Si ce retrait est possible en vertu de l'article 127 du Statut de Rome, il ne prend effet qu’un an après la notification au bureau des Traités des Nations unies à New York. Jusque-là, les obligations légales de la Hongrie envers la CPI ne changent pas. Le pays reste donc dans l'obligation d’arrêter le Premier ministre israélien, de le remettre à la Cour et d’assurer sa pleine coopération dans le cadre des enquêtes en cours.
Le retrait annoncé de la Hongrie de la CPI est une manœuvre éhontée et vaine de se soustraire à la justice internationale et de faire obstacle au travail de la Cour.

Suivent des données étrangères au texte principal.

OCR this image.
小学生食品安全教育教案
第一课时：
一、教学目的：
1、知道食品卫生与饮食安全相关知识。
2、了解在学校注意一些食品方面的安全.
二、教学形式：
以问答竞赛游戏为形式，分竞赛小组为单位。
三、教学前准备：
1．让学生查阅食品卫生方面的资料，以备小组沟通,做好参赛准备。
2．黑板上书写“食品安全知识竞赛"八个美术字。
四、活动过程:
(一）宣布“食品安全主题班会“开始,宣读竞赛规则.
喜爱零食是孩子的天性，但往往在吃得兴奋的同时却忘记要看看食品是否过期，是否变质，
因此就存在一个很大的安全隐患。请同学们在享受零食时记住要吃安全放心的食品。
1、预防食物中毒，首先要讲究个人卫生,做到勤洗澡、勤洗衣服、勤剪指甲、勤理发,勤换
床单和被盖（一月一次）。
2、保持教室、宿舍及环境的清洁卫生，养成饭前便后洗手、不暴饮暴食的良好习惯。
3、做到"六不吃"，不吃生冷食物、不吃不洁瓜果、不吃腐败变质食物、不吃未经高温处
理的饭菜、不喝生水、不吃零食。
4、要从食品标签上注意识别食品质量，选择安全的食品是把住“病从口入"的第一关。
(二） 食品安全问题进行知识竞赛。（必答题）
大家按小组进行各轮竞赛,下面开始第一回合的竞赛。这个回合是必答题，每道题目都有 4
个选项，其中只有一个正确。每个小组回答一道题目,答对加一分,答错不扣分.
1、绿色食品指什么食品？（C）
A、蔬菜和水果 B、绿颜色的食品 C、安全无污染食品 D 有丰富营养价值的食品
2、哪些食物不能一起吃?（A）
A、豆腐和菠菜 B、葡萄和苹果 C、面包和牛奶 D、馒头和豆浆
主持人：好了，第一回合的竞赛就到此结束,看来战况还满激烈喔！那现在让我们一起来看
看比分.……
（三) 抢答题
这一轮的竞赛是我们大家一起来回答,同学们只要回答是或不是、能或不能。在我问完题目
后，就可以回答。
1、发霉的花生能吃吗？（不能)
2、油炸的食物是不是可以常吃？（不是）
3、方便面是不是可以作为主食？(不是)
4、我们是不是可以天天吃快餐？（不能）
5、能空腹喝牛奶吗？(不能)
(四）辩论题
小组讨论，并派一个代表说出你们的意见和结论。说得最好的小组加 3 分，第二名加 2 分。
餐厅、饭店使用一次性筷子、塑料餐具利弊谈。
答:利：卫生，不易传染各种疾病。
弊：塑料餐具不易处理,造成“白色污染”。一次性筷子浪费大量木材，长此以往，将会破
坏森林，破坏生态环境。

Agnès Callamard, Secrétaire générale d’Amnesty International
Viktor Orbán, fidèle allié d’Israël
L’invitation par Viktor Orbán du Premier ministre israélien envoie un message clair : la Hongrie sera le soutien indéfectible d’Israël au sein de l’Union européenne.
Depuis les attaques du 7 octobre, les relations entre la Hongrie et Israël se sont particulièrement intensifiées. Le gouvernement hongrois a exprimé son soutien à Israël à plusieurs reprises et régulièrement fait obstruction à toutes prises de positions diplomatiques de l’Union européenne.
Lors de l’émission du mandat d’arrêt par la CPI à l’encontre de Benjamin Netanyahou, le Premier ministre Viktor Orbán a déclaré qu'il ne le mettrait pas en œuvre, le qualifiant de "honteux et cynique" et accusant la décision de la CPI d'avoir été émise "à des fins politiques".
L’état de droit international sapé par les puissances occidentales
Plusieurs États membres de la CPI ont par ailleurs déclaré ou sous-entendu qu'ils n'arrêteront pas Benjamin Netanyahou s'il se rendait dans leurs pays respectifs. C’est notamment le cas de la France, de l'Allemagne, de l'Italie, de la Pologne mais aussi de la Hongrie.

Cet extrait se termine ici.